PLA, or corn-based biodegradable plastic, was said to be the first generation of biodegradable plastic, even though its primary manufacturer, Naturworks, states that it will not biodegrade in any natural environment, nor in landfills. PLA, Poly Lactic Acid, biodegrades only in commercial compost facilities - and many commercial compost facilities refuse to accept PLA. It is made and promoted by corporate giants that have huge financial and political power, such as Cargill, Inc., but it has many drawbacks.
It is billed as ***'sustainable,' as it is based on food sources, primarily corn. However, if all of the disposable plastic products in the world were made out of corn, 238,500,000 tons of corn would be used to make plastic. Prices for corn would rise dramatically, and third world hunger would increase even more dramatically. There are currently 1,000,000,000 hungry people in the third world, says the UN. If the amount of plastic disposables, such as packaging and drinking cups from fast food stands used in the US each year were all made of corn, it would take 18% of the country's farm land to fill the need. That is enough food to feed over 600 million people, people who need that food desperately. If we imagine their condition worsening only slightly, the result could only be a humanitarian catastrophe of appalling proportions. That is the real ramification of 'sustainability' in today's world.

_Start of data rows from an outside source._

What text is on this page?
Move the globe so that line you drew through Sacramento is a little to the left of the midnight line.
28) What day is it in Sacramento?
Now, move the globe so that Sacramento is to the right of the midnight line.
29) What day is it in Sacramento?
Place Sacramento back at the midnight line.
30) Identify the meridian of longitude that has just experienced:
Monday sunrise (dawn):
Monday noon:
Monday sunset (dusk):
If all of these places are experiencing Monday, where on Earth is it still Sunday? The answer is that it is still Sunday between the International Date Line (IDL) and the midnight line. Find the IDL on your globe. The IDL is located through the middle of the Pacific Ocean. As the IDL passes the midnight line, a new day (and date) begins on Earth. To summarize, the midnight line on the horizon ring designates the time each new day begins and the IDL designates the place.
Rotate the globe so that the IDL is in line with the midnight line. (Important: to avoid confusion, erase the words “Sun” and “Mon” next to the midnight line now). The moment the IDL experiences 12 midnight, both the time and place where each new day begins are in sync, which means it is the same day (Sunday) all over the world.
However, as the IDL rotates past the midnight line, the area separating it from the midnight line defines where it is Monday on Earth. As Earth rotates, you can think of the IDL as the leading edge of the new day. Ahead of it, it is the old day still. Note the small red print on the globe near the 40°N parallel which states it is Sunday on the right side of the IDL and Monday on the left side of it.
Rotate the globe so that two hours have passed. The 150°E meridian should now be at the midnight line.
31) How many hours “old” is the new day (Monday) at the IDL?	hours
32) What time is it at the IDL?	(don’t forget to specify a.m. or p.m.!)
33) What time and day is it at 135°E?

Furthermore, PLA isn't a very good plastic. It imparts an off taste to water when used for water bottles, it melts when used as soup spoons, it's weak, and therefore items made of it are heavy, and it has a short shelf life, sometimes becoming a sticky mess while still in the warehouse. What's more, no recyclers accept it for recycling except the company that manufactures it, which ships it across the US to its one recycling center. In fact, recyclers that don't manufacture PLA, dislike PLA and are trying to ban it, because it gets confused with more conventional plastics, and ruins their recycled plastic batches.
Even the few commercial composters which accept PLA products have a limited appetite for PLA, because it adversely affects the compost batch as too much PLA makes the compost too acidic. One bottle manufacturer did a survey of commercial composters and found that 90% of those surveyed would not accept PLA bottles. Furthermore, PLA cannot be composted by home composters - PLA requires elevated heat beyond what home compost processes generates to compost. The most peculiar thing about calling PLA compostable, is that it leaves no residue in compost, and so it gives no contribution to humus. The ASTM standard for compostable plastic, ASTM D6400, actually requires that compostable plastic makes no contribution to humus.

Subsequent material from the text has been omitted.